Just last week, both the Fortune ("Is the Housing Boom Over?" in September 20th issue) and the Economist ("The sun also sets" in September 11th issue) magazines had published articles discussing the housing bubble again. And since early August, silver had taken a fall in price, such that the price level is lower than August 2nd at this point:
To be exact, almost all the price declines occurred within the first six trading days of September. Both the Fortune and the Economist real estate articles hit my local library on Friday the tenth (as indicated by the arrow). I bought some silver around $6.15 spot. (Note that the above chart is futures prices, spot prices are generally slightly lower, though commissions are higher than futures trading.) I hope you took advantage of my August 2nd recommendation and picked up some physical silver.
Although "timing" is an extremely difficult, 33-trillion-dollar1 question, I will take a guess that the puncturing of the real estate bubble maybe the beginning of the end for all manipulation by the banking establishment. Before I go on to explain the reasons, please note that the "timing" is only a guess.
The housing market in general is much more difficult to manipulate. For one thing, there are no "paper" real estate derivatives available. The bullion banks can use futures, options, and OTC derivative contracts to suppress gold and silver prices. The federal reserve can intervene, or at least influence, the bond and stock markets through discount rate management, direct purchase of long bonds, and purchase of stock futures through market agents. The size (in multi-trillion dollar range), complexity (unlike stocks and bonds, real estate properties are not fungible), and lack of paper derivatives are just too many obstacles for the banking establishment to directly or indirectly purchase real estate properties for the purposes of targeting asset prices. Compounding to these obstacles is the evidence of bubbles forming in this sector throughout many countries:
Calculations by The Economist show that home prices are now at record levels in relation to average incomes in America, Australia, Britain, France, Ireland, the Netherlands, New Zealand and Spain; on current trends, Italy will join this group by the end of the year. In other words, houses are more overvalued today than at previous peaks, from which prices typically fell sharply in real terms. Add in China and South Africa, and two-thirds (by economic weight) of the world that we track now has a potential housing bubble. [from "The sun also sets"]

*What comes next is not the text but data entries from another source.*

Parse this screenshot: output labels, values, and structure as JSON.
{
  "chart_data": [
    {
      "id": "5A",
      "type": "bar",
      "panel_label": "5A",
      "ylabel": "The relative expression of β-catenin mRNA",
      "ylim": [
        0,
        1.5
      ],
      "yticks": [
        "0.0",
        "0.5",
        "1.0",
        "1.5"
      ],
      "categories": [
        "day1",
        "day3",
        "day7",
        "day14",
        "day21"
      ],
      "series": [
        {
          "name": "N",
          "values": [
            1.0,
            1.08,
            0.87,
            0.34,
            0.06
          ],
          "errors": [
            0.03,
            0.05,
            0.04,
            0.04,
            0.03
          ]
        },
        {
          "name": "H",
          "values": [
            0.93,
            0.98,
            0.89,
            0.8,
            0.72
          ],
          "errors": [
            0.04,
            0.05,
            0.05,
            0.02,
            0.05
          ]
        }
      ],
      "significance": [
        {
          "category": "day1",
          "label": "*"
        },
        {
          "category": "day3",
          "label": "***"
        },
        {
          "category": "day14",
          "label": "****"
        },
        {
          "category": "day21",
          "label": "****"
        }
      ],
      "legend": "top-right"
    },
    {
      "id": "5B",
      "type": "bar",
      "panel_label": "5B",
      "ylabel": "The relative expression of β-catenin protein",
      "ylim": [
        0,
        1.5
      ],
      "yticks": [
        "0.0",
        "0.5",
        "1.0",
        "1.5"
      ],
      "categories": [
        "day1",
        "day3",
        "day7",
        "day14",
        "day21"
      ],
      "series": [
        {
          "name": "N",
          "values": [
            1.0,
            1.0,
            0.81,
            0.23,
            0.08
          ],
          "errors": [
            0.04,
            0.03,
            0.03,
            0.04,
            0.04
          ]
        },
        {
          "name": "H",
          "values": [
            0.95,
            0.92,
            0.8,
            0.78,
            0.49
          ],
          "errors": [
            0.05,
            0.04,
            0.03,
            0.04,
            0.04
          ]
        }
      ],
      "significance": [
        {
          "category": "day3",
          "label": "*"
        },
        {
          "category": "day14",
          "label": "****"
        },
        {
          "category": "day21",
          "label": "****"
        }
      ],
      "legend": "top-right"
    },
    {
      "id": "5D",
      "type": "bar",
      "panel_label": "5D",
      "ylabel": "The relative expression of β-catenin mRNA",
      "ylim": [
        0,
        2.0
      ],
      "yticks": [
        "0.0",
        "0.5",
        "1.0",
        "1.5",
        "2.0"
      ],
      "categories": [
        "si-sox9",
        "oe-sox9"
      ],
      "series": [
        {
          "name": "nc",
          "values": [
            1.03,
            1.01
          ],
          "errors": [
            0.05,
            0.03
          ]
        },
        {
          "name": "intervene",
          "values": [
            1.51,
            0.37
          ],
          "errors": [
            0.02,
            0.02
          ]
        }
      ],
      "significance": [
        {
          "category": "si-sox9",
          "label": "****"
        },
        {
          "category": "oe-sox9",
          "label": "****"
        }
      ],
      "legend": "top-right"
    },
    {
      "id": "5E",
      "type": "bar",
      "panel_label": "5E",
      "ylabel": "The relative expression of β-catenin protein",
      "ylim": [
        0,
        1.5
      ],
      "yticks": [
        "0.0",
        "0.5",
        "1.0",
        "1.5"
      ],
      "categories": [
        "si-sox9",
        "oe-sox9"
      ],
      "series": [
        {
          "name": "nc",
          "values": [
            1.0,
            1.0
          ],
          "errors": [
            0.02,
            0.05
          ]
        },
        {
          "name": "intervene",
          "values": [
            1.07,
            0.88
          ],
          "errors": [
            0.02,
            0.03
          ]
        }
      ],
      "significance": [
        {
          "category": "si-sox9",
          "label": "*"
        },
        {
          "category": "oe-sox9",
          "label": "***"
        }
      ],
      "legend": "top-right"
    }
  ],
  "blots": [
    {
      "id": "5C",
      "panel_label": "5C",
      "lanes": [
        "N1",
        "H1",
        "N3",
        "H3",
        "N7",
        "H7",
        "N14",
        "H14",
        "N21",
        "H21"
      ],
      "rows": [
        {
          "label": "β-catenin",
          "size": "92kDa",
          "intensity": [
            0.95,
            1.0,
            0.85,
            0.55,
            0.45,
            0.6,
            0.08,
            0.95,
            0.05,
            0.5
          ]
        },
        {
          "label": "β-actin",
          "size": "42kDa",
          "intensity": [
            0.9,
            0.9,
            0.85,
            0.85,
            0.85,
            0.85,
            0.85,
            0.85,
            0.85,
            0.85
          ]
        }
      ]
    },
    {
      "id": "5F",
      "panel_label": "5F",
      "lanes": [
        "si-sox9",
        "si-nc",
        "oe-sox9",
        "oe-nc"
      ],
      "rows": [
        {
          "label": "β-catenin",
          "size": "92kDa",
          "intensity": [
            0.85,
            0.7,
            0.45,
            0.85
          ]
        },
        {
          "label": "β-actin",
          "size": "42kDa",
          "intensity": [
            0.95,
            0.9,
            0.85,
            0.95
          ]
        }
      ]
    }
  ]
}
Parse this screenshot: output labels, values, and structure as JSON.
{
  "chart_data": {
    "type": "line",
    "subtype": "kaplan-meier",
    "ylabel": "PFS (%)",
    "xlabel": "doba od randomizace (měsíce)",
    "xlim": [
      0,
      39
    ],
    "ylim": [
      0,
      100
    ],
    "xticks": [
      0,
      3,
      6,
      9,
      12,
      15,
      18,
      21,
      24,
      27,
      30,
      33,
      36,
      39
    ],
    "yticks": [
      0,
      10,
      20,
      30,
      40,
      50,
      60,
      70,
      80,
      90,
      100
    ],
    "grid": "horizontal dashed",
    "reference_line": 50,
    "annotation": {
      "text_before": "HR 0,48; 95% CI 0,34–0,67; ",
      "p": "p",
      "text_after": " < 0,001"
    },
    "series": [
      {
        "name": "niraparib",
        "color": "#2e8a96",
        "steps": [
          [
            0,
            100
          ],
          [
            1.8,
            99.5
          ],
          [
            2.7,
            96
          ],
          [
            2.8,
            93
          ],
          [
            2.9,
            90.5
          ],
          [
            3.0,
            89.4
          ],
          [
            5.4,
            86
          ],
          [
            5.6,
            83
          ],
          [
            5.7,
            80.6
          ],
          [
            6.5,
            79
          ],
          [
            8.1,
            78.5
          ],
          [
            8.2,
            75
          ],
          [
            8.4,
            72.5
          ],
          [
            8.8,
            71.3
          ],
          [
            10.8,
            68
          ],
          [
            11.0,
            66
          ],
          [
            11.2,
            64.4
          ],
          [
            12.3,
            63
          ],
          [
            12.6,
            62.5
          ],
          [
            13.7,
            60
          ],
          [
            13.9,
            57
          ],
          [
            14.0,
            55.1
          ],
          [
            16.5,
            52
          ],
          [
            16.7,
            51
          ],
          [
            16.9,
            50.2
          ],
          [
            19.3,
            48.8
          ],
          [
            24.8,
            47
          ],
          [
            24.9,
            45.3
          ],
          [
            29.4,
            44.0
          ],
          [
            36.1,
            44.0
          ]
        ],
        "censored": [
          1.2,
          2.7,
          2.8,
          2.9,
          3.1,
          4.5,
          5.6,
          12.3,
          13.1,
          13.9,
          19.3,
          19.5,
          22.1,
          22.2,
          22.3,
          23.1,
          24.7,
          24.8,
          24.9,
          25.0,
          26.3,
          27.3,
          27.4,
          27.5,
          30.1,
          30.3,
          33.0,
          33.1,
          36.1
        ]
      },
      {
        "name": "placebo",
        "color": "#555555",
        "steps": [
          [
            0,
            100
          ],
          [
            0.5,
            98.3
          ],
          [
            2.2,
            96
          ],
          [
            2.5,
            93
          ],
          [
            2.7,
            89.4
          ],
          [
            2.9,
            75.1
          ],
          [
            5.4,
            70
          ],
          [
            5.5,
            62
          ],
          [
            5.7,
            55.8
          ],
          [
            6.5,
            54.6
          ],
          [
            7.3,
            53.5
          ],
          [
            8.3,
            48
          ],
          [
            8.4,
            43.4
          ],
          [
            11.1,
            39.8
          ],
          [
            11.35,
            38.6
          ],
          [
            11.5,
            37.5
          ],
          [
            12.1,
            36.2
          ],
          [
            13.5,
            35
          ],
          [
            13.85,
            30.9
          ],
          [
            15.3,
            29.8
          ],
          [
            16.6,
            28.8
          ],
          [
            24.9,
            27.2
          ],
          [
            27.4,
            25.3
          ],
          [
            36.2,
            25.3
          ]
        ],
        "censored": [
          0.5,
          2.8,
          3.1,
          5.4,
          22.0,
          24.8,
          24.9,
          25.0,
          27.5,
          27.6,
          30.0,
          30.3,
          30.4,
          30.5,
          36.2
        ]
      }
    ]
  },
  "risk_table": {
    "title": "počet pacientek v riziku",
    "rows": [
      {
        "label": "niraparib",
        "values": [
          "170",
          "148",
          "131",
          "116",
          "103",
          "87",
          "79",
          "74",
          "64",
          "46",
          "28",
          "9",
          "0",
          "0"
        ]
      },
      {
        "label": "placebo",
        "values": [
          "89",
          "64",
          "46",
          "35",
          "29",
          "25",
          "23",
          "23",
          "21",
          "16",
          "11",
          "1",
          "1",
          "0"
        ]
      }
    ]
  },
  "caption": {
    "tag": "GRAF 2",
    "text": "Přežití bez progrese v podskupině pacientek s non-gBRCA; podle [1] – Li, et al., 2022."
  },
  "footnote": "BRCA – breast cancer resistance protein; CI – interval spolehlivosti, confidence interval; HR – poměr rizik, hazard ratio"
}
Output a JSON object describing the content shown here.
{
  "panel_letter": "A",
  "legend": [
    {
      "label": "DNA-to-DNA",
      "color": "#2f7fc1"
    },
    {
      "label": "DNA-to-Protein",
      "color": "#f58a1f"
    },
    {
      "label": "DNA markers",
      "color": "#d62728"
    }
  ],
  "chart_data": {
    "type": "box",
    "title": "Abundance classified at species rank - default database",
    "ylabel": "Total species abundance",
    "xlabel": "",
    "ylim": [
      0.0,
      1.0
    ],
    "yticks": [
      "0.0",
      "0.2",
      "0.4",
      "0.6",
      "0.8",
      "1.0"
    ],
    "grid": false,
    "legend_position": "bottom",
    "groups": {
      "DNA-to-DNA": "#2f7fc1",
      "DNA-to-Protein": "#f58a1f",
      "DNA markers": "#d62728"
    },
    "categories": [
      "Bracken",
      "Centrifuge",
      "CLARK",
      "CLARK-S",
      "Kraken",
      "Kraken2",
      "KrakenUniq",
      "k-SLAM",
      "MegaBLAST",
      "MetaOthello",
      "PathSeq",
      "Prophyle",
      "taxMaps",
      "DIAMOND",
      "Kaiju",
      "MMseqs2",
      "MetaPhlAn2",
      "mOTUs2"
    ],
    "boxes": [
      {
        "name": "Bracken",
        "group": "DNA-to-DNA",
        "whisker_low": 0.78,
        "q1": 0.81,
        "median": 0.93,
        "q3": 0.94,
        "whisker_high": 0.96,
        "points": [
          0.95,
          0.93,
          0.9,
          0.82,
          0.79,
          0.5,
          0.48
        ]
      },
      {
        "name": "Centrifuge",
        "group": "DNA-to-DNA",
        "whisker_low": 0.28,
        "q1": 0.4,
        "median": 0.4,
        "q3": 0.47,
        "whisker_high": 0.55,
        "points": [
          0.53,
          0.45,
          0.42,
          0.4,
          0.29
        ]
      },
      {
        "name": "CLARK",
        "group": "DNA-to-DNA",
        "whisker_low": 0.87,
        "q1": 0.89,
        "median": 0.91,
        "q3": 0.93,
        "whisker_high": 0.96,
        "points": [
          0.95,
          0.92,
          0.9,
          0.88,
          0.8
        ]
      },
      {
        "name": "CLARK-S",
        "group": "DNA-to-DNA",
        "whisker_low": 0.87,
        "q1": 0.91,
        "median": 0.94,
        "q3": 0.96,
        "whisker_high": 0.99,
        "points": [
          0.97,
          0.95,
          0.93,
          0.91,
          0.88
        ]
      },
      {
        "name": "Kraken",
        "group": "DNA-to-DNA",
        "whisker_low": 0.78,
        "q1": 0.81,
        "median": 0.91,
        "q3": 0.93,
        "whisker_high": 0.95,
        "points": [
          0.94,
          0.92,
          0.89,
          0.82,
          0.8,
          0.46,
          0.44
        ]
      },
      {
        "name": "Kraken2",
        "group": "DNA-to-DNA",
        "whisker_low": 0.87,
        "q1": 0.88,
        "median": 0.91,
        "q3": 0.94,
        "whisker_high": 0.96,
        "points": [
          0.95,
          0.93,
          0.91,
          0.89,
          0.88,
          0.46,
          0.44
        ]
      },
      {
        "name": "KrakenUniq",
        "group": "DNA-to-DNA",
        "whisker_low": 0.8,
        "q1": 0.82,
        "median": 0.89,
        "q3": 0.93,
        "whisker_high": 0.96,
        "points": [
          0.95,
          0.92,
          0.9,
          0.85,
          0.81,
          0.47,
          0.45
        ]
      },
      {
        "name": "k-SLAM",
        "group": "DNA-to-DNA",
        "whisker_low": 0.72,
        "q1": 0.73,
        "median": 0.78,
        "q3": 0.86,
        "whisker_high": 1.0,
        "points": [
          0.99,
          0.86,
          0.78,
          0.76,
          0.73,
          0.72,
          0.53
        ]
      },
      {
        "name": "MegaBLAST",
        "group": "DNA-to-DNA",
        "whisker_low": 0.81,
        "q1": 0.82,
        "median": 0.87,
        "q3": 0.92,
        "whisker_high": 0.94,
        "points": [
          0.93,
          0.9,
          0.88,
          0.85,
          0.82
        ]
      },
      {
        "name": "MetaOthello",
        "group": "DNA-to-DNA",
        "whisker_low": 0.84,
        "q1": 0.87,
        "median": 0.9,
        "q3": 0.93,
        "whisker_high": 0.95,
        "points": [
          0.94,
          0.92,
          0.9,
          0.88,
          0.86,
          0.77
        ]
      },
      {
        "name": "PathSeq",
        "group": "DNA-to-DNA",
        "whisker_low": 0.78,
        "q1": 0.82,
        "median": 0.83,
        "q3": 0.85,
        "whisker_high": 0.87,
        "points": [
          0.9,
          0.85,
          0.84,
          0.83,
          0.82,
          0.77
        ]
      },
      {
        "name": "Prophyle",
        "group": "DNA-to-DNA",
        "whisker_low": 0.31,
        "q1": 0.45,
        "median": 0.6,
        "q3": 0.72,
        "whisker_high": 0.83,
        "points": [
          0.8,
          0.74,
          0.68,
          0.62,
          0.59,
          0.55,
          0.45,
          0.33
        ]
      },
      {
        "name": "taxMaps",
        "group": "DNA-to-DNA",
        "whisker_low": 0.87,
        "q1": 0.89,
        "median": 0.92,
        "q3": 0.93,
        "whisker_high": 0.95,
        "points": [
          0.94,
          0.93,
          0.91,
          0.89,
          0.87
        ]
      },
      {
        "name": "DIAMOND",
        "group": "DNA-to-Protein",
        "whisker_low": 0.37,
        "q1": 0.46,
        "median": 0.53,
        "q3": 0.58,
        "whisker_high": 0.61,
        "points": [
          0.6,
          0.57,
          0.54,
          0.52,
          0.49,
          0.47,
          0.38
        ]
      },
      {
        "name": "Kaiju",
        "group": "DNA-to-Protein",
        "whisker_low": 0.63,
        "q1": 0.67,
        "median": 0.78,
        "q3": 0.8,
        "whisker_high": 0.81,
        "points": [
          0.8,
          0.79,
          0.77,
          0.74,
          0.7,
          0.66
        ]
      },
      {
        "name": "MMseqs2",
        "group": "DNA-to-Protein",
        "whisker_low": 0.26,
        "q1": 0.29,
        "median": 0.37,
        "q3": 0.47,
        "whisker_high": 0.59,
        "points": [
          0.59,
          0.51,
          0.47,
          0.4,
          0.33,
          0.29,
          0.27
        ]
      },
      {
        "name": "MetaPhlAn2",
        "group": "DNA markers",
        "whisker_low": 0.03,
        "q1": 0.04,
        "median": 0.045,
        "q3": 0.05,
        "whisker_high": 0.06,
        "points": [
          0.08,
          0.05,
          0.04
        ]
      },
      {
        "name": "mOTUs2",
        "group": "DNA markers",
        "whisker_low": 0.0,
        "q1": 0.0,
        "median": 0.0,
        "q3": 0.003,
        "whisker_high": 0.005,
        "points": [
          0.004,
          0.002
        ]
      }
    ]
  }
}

The puncturing of housing bubble may well be the fuse that detonates all other bubbles. The manipulation of all other markets may begin to end with the inability of the global central banking establishment to prop up the real estate market. If this is the case, that is, if my guess is correct, then now may be a good time and possibly the last chance for you to accumulate physical silver or your favorite silver stock(s).
P.S. I had received an e-mail expressing skepticism about my claim that deflation cannot happen under a central bank with fiat money. I will write about why I think monetary deflation is much less likely to occur (at least for now) than monetary inflation in a future article, and how the dynamic relates to the fundamentals of the silver market.
1 World bond market is approximately 33 trillion dollars which, of course, are all based on paper fiat and therefore likely to go into precious metals in the case of hyperinflation or mass default from economic depression.